Aku memaafkan mereka yang membunuh ayahku. Meskipun aku tidak membenarkan apa yang mereka lakukan, meskipun aku tidak suka terhadap apa yang mereka perbuat, sekali lagi aku tidak pernah tahu bagaimana perasaannya, bagaimana kondisinya, dan apa yang mereka alami. Yang kupercaya, mereka juga jiwa-jiwa yang memiliki perjalanan dan pelajarannya sendiri.

Aku memaafkan. Tapi perihal melepaskan dan meletakkan masa lalu pada tempatnya, aku masih belajar. Karena aku juga tidak bisa mengabaikan seorang anak kecil di dalam diriku yang terluka sedimikan dalam karena kehilangan.

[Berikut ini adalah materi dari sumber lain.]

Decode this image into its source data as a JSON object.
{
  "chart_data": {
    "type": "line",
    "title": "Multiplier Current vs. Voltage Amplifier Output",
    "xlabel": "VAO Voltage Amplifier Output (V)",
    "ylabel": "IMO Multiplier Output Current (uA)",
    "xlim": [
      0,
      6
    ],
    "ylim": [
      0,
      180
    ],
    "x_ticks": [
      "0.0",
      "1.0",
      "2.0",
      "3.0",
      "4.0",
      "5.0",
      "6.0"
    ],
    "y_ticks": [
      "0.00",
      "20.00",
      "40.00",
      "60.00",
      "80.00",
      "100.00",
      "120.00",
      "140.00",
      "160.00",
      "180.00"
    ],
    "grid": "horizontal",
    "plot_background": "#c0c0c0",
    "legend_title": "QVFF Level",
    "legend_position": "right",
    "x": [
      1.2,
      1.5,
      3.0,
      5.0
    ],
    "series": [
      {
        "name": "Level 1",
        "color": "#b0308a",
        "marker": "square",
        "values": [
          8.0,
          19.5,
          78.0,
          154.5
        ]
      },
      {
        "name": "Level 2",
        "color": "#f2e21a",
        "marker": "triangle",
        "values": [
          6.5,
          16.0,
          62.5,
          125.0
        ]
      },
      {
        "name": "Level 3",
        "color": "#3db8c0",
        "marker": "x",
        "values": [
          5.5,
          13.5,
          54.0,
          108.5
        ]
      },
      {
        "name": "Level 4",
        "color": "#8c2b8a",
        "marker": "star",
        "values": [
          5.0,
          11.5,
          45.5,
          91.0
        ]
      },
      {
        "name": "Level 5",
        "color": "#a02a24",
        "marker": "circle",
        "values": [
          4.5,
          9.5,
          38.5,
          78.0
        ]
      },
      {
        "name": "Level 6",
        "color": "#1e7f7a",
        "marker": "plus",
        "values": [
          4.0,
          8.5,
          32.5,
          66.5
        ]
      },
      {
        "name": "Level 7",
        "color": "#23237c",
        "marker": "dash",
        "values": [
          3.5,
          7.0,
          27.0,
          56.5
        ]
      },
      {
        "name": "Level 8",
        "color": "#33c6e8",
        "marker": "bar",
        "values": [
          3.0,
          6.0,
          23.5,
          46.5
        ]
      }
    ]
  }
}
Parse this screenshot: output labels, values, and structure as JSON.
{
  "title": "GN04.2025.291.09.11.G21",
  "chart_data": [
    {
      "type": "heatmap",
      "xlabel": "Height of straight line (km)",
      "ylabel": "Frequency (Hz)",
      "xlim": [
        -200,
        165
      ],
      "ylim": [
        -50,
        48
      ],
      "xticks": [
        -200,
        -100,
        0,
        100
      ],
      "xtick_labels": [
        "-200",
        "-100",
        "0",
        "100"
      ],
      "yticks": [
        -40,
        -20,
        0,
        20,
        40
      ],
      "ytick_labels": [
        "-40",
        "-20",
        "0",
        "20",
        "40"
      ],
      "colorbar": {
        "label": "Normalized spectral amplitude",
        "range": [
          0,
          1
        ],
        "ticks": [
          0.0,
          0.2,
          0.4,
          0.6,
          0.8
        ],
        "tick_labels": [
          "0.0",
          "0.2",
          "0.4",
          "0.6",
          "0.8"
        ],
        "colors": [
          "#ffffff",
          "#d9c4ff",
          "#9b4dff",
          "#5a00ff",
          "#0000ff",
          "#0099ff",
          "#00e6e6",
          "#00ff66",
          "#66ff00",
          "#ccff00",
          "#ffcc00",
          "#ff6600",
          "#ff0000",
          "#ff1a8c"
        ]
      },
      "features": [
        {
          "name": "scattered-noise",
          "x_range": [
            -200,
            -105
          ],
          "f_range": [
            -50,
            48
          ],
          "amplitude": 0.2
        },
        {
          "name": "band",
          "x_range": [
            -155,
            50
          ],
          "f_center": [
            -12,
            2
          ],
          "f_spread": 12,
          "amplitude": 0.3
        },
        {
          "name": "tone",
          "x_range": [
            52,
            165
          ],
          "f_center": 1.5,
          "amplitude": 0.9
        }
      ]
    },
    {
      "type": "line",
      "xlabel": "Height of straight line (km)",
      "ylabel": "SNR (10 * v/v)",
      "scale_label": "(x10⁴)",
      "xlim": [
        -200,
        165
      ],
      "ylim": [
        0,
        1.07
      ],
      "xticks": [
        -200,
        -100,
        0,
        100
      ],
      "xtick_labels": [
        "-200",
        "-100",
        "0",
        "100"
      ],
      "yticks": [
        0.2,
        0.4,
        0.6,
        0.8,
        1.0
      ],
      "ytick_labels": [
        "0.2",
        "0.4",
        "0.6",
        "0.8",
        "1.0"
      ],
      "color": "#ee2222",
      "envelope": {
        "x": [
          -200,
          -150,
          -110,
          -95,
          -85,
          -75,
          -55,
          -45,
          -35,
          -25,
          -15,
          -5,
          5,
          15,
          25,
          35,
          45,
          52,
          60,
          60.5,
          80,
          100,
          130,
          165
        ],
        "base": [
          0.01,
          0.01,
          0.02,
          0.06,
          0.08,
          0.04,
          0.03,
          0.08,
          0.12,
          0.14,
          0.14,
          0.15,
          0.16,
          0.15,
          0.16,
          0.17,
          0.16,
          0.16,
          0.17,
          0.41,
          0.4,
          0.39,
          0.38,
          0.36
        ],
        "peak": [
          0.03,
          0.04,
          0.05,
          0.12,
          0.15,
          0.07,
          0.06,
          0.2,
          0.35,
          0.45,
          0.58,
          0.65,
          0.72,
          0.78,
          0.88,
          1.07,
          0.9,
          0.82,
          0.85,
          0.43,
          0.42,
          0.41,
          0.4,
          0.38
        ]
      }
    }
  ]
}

Apa yang ingin aku sampaikan adalah jangan cepat menghakimi atau bahkan jika mungkin, berhentilah menghakimi. Tentang apapun, pada siapapun. Kebencian, kemarahan, tidak akan menyelesaikan apa-apa. Segala persaan itu manusiawi dan kita boleh merasakannya karena dalam porsi tertentu perasaan itu juga berguna. Tapi mencoba memahami apa yang terjadi tanpa menghakimi berdasarkan pemikiran dan kebenaran pribadi, akan lebih mendamaikan diri.

Aku juga masih belajar dan akan terus belajar.